Seit etwa einem Jahr freue ich mich auf den demografischen Wandel. Es begann an einem zerbeulten Morgen. Ich hatte schlecht geschlafen und am Vorabend ein paar Gläser Rotwein getrunken. An diesem Morgen also saß ich im Zug, fühlte mich alt und zerschlagen, sah auch so aus und blätterte lustlos die Werbebeilagen meiner Tageszeitung durch. Irgendetwas war anders als sonst. Dann fiel der Groschen: in den Prospekten von Peek und Cloppenburg, Karstadt und Galeria Kaufhof gab es jeweils mindestens ein männliches Model mit grauen Schläfen und reizvollen Mimikfalten in der Augengegend. Zwar sahen die Altersgenossen in der Reklame um Längen besser aus als ich an diesem Morgen, trotzdem waren ihre grauen Haare und Krähenfüße mir ein milder Trost und sagten mir: du gehörst noch zur Welt.

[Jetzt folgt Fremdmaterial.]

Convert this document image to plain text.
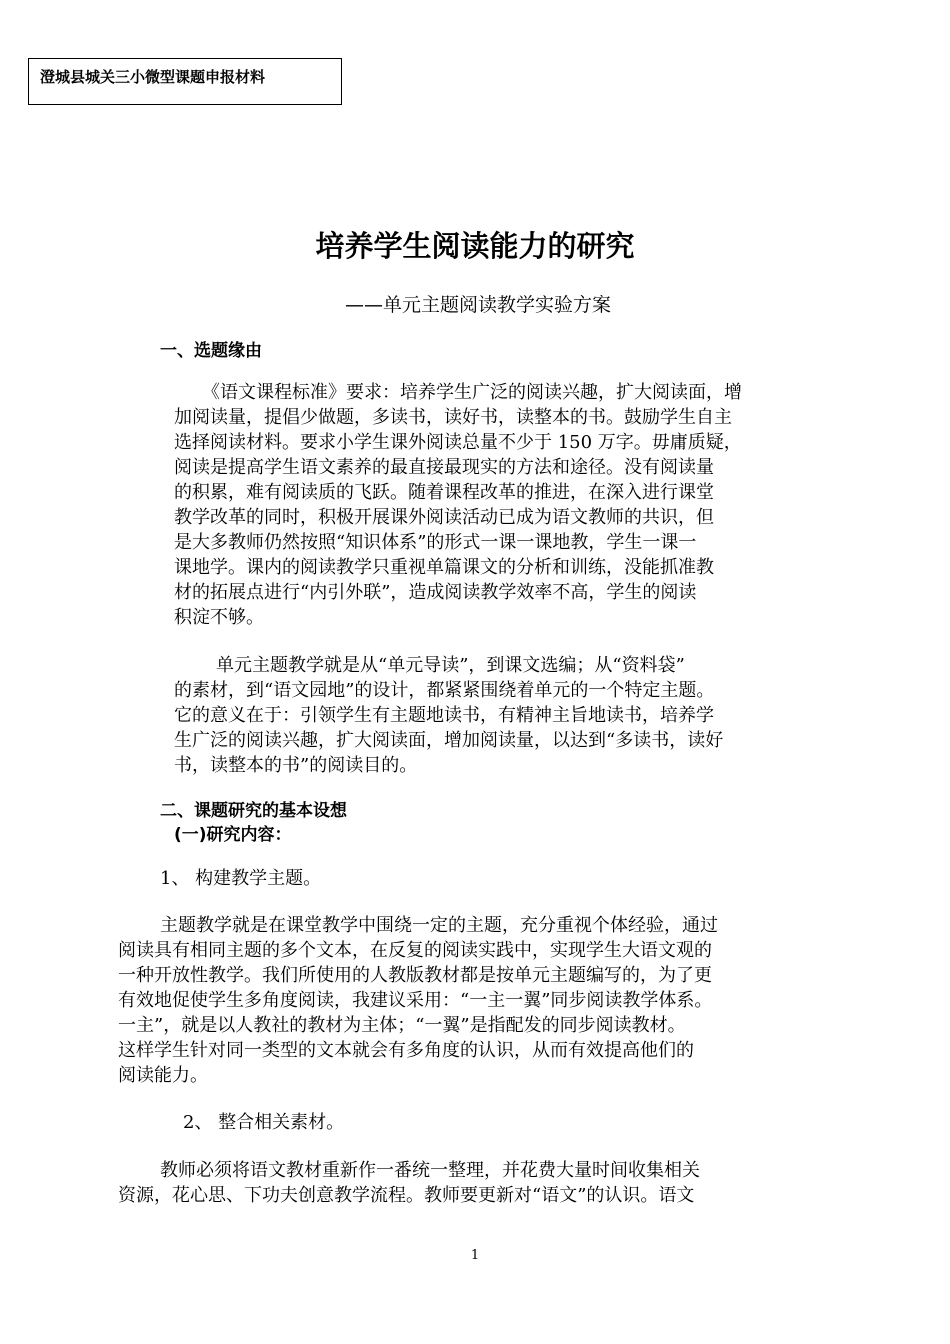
澄城县城关三小微型课题申报材料
培养学生阅读能力的研究
——单元主题阅读教学实验方案
一、选题缘由
《语文课程标准》要求：培养学生广泛的阅读兴趣，扩大阅读面，增
加阅读量，提倡少做题，多读书，读好书，读整本的书。鼓励学生自主
选择阅读材料。要求小学生课外阅读总量不少于 150 万字。毋庸质疑，
阅读是提高学生语文素养的最直接最现实的方法和途径。没有阅读量
的积累，难有阅读质的飞跃。随着课程改革的推进，在深入进行课堂
教学改革的同时，积极开展课外阅读活动已成为语文教师的共识，但
是大多教师仍然按照“知识体系”的形式一课一课地教，学生一课一
课地学。课内的阅读教学只重视单篇课文的分析和训练，没能抓准教
材的拓展点进行“内引外联”，造成阅读教学效率不高，学生的阅读
积淀不够。
单元主题教学就是从“单元导读”，到课文选编；从“资料袋”
的素材，到“语文园地”的设计，都紧紧围绕着单元的一个特定主题。
它的意义在于：引领学生有主题地读书，有精神主旨地读书，培养学
生广泛的阅读兴趣，扩大阅读面，增加阅读量，以达到“多读书，读好
书，读整本的书”的阅读目的。
二、课题研究的基本设想
(一)研究内容：
1、 构建教学主题。
主题教学就是在课堂教学中围绕一定的主题，充分重视个体经验，通过
阅读具有相同主题的多个文本，在反复的阅读实践中，实现学生大语文观的
一种开放性教学。我们所使用的人教版教材都是按单元主题编写的，为了更
有效地促使学生多角度阅读，我建议采用：“一主一翼”同步阅读教学体系。
一主”，就是以人教社的教材为主体；“一翼”是指配发的同步阅读教材。
这样学生针对同一类型的文本就会有多角度的认识，从而有效提高他们的
阅读能力。
2、 整合相关素材。
教师必须将语文教材重新作一番统一整理，并花费大量时间收集相关
资源，花心思、下功夫创意教学流程。教师要更新对“语文”的认识。语文
1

Auch für die Frauen gibt es Grund zur Hoffnung. Zwar nimmt der Anteil gesichtsoperierter Zombies (Sabine Christiansen, die Begum, Dagmar Berghoff) zu. Aber das dürften eher sich selbst abmeldende Einzelfälle sein. Die anderen reiferen Frauen sind die bestbezahlten und beliebtesten Stars des deutschen Fernsehens, sie haben gefärbtes Haar, das Klimakterium längst hinter sich und stehen mitten im Leben: Senta Berger, Iris Berben, Christiane Hörbiger. In meiner Kindheit - da sendete man noch in schwarzweiß - durften Frauen dieses Alters nur als Vorzimmerdrachen, fürsorgliche Großmütter oder komische Alte auftreten, heute werden ihnen Krimis auf den Leib geschrieben und sie machen Reklame für Haarpflegemittel und Osteoporose-Präparate.

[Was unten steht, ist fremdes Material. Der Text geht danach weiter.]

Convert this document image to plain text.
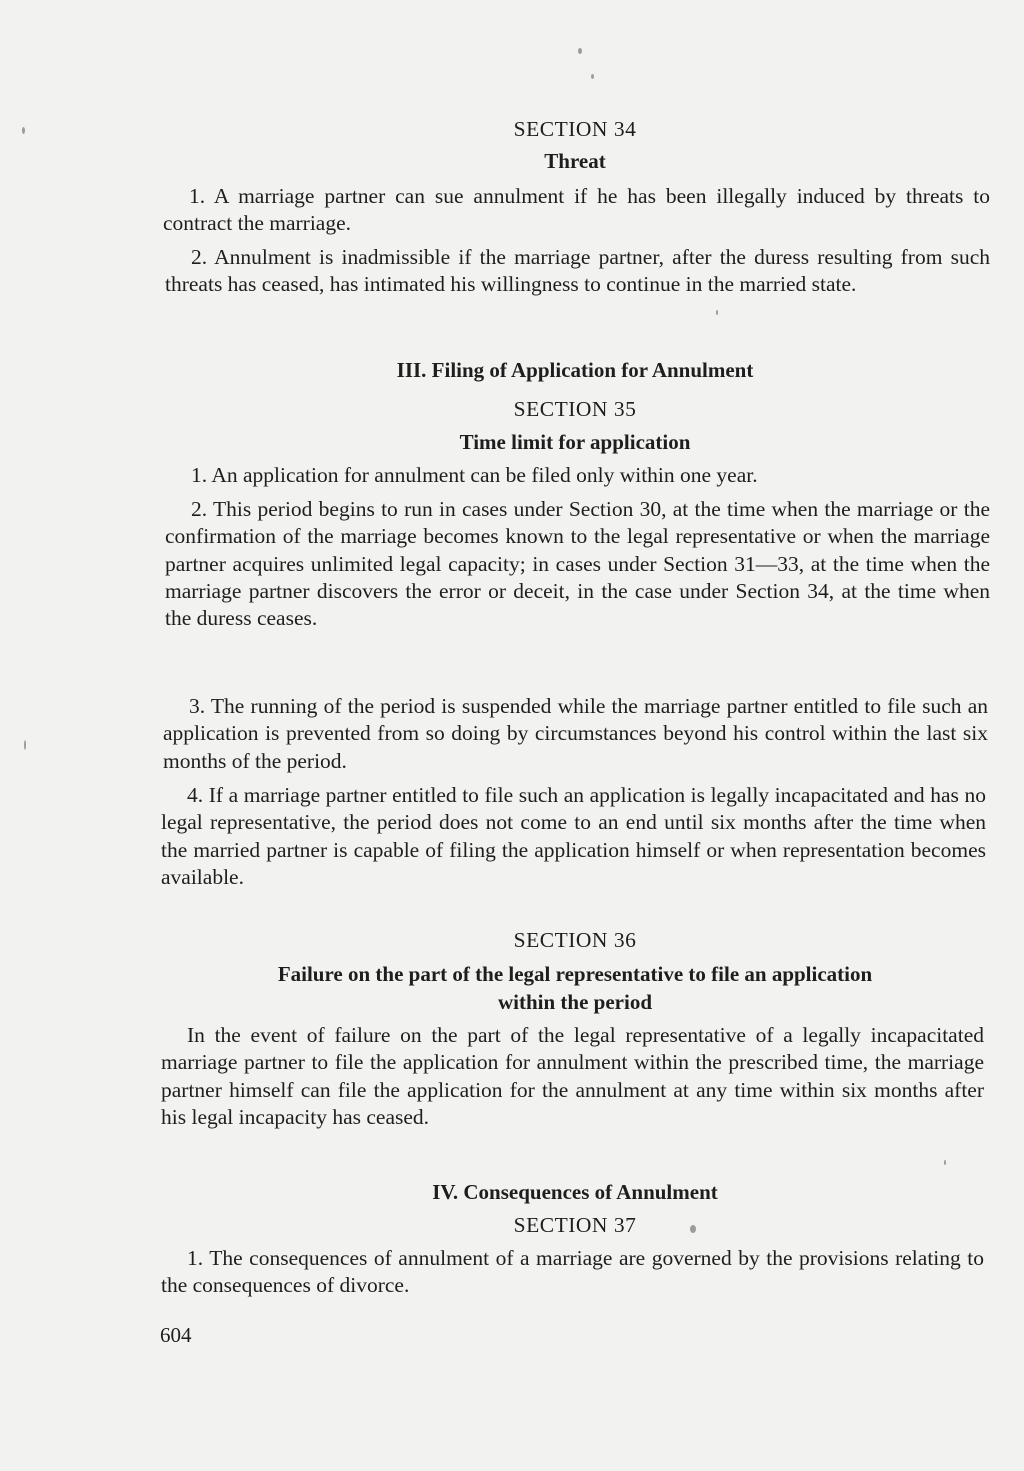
SECTION 34
Threat

1. A marriage partner can sue annulment if he has been illegally induced by threats to contract the marriage.

2. Annulment is inadmissible if the marriage partner, after the duress resulting from such threats has ceased, has intimated his willingness to continue in the married state.

III. Filing of Application for Annulment
SECTION 35
Time limit for application

1. An application for annulment can be filed only within one year.

2. This period begins to run in cases under Section 30, at the time when the marriage or the confirmation of the marriage becomes known to the legal representative or when the marriage partner acquires unlimited legal capacity; in cases under Section 31—33, at the time when the marriage partner discovers the error or deceit, in the case under Section 34, at the time when the duress ceases.

3. The running of the period is suspended while the marriage partner entitled to file such an application is prevented from so doing by circumstances beyond his control within the last six months of the period.

4. If a marriage partner entitled to file such an application is legally incapacitated and has no legal representative, the period does not come to an end until six months after the time when the married partner is capable of filing the application himself or when representation becomes available.

SECTION 36
Failure on the part of the legal representative to file an application
within the period

In the event of failure on the part of the legal representative of a legally incapacitated marriage partner to file the application for annulment within the prescribed time, the marriage partner himself can file the application for the annulment at any time within six months after his legal incapacity has ceased.

IV. Consequences of Annulment
SECTION 37

1. The consequences of annulment of a marriage are governed by the provisions relating to the consequences of divorce.

604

Jahrzehntelang hat die Werbebranche getan, als gebe es kein lebenswertes Leben über 30 - jetzt haben sie sich besonnen. Dabei dürfte eine nicht unerhebliche Rolle spielen, dass in Deutschland die Hälfte des gesamten Vermögens den über 50 jährigen gehört. Auf das Geld hat man es abgesehen.

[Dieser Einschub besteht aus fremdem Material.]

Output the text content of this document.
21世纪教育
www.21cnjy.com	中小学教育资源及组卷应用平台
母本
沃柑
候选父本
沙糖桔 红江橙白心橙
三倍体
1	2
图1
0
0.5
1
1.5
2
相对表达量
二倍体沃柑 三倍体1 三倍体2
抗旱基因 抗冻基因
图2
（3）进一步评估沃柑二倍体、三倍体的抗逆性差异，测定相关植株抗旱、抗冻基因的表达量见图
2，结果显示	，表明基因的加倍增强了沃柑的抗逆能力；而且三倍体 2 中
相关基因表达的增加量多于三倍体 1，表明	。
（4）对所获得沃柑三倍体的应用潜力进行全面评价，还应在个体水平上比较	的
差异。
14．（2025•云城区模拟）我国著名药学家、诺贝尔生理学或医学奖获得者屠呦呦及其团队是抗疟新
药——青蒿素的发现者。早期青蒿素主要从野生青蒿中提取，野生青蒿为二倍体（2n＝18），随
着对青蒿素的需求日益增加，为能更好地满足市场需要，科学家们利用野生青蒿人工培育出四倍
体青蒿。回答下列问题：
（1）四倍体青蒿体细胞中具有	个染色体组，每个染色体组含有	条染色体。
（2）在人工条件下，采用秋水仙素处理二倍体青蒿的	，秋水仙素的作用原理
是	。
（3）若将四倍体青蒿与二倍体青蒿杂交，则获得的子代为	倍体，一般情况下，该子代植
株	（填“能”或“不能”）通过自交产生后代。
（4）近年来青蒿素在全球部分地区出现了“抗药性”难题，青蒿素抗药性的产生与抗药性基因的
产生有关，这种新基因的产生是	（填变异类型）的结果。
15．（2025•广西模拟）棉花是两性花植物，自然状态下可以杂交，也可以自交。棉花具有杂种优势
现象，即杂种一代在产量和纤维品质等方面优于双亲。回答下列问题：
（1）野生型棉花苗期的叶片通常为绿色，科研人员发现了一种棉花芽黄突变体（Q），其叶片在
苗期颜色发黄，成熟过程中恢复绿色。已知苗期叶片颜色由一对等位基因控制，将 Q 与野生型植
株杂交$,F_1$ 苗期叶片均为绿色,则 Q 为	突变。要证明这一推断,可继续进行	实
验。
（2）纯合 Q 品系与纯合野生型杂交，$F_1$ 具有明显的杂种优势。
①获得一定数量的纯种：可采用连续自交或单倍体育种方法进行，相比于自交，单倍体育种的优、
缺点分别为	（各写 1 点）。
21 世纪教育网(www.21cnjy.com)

Sieht man sich die Alterspyramide dieses Landes an, wird man feststellen, dass wir um vierzig die größte Bevölkerungsgruppe sind - und wohl auch für lange Zeit bleiben werden. Es gibt da eine hübsche Grafik auf der Homepage des Bundesamtes für Statistik: sie hat eine dicke Beule, da wo die heute 35 bis 50 jährigen verzeichnet sind. Man kann das Diagramm animieren und sich ansehen, wie die Bevölkerungsentwicklung weitergeht - 2010, 2020, 2030. Die Deutschen insgesamt werden weniger, die Abbildung wird schlanker und schlanker, nur unsere Beule bleibt dick und rutscht langsam höher. Diese Grafik weist auch aus, dass der geburtenstärkste Jahrgang seit eh und je meiner ist: geboren 1964. Nur zum Vergleich: im Jahr 2004 kamen nicht mal halb so viele Deutsche zur Welt wie 1964. Ich will keine vorschnellen Schlüsse ziehen, nur weil ich ein paar Gleichaltrige in Werbeprospekten entdeckt habe, aber könnte es nicht sein, dass das Schönheitsideal der Gesellschaft mit uns älter wird, dass wir in der Mitte der Gesellschaft bleiben, einfach weil wir so viele sind? Nach uns kommen nur noch wenige, vor uns werden es immer weniger - wir, die geburtenstarken Jahrgänge, bleiben die relevante und tonangebende Gruppe in dieser Gesellschaft. Vielleicht werden die paar jungen Leute später auch noch hier und da einen Trend setzen - aber ausschlaggebend bleiben wir. Was für ein unerhörtes Privileg, wir wären seit Menschengedenken die erste Generation, der solches widerfährt. So macht Altwerden Spaß.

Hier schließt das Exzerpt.